Heeding the call: Hamish Haddow ’08 on practicing medicine in Maine
Partway through his second year at Bennington College, Hamish Haddow finally acknowledged what had become clear—he was being pulled in a new direction. His Waynflete teachers had instilled in him a love of composition, which had prompted him to pursue an undergraduate degree in English. But Waynflete had also taught him about taking risks, and that while it’s fine to make decisions based on the information you have, it’s also OK to look back and think, “that was the best choice at the time, but now my plans have evolved.” “It’s hard to know exactly what you want to be at age 18,” he reflects today.
Hamish left Bennington to pursue a biology degree at the University of Maine. Late in his senior year, he decided that medical school was the next step. “I only applied to a handful of schools,” he recalls. “In retrospect, I was naively confident.” He was accepted at Tufts University School of Medicine in Boston.
Tufts had recently established the “Maine Track” program, a partnership with Maine Medical Center designed to create a pipeline of new physicians to the state. “We have a big problem in Maine,” says Hamish. “We’re the oldest state in the country, and we need a steady supply of new doctors to provide services.” Some medical students believe that there is less prestige associated with practicing in Maine, and that there isn’t enough for young professionals to do here (the long winter months don’t help). New doctors who are attracted to the state tend to care less about money and more about community. “They like the smaller setting, enjoy the outdoors, and want to have the experience of being a community doctor,” Hamish says. “Portland and nearby areas have really developed an appealing image. The Maine Track program will benefit from this in the future.”
Maine Track students complete their final two years of study at Maine Medical Center, where their physician instructors are members of the Tufts faculty. The program features a unique “longitudinal integrated clerkship,” which is markedly different from the traditional approach—often seen on television—where medical students rotate through the hospital one specialty at a time. Instead, students follow individual patients through specialty areas depending on their needs. “Working with patients on a long-term basis was an exceptional approach to training,” Hamish says.
Initially drawn to the idea of global health, Hamish came to realize that he didn’t need to go far to work with underserved populations. The Maine Track program spoke to his desire to provide services in his own community. “I began to feel at odds with the idea of going out into the world when there is clearly so much that needs to be done right here,” he says. “I wound up recognizing how much I care about doing good work in the community where I grew up.”
Hamish is currently pursuing postgraduate clinical training as a psychiatry resident at Maine Medical Center. It wasn’t his initial plan. “But as I got deeper into my studies, I found myself reading about psychiatric theory in my free time and really enjoying it,” he says. “I’m fascinated by the way psychiatrists think about other people’s thoughts.” He was also attracted by the crossover between psychiatry and the humanities. “Psychiatry struck me as being closer to applied philosophy than any other branch of medicine, which really appealed to me,” he says.
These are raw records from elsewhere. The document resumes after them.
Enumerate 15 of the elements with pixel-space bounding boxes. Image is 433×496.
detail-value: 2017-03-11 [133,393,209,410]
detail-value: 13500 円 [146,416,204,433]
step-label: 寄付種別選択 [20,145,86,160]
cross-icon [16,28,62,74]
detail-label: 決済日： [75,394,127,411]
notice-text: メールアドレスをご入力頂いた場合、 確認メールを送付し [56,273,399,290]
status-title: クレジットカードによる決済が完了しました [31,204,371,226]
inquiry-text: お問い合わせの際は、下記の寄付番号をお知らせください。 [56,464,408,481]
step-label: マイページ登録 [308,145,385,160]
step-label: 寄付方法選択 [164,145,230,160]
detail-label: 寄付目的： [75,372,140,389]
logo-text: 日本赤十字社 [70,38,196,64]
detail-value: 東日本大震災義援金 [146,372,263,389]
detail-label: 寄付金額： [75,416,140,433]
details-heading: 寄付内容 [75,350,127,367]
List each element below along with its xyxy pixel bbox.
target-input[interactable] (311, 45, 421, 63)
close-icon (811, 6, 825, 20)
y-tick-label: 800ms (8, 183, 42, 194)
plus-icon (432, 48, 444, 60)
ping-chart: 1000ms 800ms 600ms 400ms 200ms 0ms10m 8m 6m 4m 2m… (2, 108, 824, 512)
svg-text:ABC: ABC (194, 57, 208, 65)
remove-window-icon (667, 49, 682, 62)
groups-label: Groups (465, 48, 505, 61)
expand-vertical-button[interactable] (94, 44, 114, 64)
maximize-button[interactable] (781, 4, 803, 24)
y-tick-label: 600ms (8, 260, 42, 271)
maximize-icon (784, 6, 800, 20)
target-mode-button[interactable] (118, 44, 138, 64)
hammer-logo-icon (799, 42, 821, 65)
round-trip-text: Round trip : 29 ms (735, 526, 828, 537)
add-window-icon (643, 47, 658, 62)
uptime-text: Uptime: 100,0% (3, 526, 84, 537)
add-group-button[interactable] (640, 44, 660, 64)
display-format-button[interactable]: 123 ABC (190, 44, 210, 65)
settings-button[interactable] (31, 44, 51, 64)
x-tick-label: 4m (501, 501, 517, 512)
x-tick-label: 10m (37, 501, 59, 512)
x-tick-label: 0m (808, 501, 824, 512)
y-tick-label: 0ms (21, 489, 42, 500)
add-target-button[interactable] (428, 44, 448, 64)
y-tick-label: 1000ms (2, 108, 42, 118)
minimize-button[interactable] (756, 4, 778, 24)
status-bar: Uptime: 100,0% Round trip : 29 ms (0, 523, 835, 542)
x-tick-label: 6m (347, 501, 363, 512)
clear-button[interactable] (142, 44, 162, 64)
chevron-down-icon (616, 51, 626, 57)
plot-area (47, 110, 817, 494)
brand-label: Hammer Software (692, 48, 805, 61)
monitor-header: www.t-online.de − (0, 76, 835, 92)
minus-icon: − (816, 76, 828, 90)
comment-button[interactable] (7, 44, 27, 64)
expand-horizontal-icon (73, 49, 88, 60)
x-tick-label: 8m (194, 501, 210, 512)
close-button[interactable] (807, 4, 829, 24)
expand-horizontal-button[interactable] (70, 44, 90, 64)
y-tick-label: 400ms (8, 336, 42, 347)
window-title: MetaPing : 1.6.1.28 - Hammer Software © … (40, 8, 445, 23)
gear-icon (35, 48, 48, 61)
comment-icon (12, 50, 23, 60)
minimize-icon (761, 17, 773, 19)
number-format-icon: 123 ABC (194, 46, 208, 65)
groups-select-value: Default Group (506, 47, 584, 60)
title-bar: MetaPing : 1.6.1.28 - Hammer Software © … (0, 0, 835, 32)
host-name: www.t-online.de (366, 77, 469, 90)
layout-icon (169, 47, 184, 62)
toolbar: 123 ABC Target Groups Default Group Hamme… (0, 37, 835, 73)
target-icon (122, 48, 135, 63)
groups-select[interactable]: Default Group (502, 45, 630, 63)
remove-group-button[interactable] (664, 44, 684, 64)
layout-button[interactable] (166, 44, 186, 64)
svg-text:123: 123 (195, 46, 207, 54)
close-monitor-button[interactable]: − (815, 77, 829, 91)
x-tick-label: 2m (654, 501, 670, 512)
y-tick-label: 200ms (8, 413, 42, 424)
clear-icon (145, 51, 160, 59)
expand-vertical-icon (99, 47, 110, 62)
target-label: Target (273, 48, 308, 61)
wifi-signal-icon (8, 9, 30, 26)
Hamish hopes to balance his time between a hospital environment and an outpatient practice. “I like the intellectual stimulation that comes along with some of the particularly challenging situations you encounter at a hospital,” he says.
Hamish met his future wife Arianna at Tufts. She is also a resident at Maine Med, where she is training to be a family doctor. “One of the biggest challenges about medical school is how much it upends your normal routines,” he says. “Many the things you typically enjoy in life have to be put on hold. There is so much work to be done. At times, it feels like there is a concerted effort to grind everything else out of you!” While the intensity continued in his first year of residency—Hamish worked a 98-hour week before a recent vacation—he has been able to use some of the techniques he learned in medical school to build more time in his schedule for getting outdoors and playing music. “It’s great to start reconnecting with those things that I love outside of school,” he says.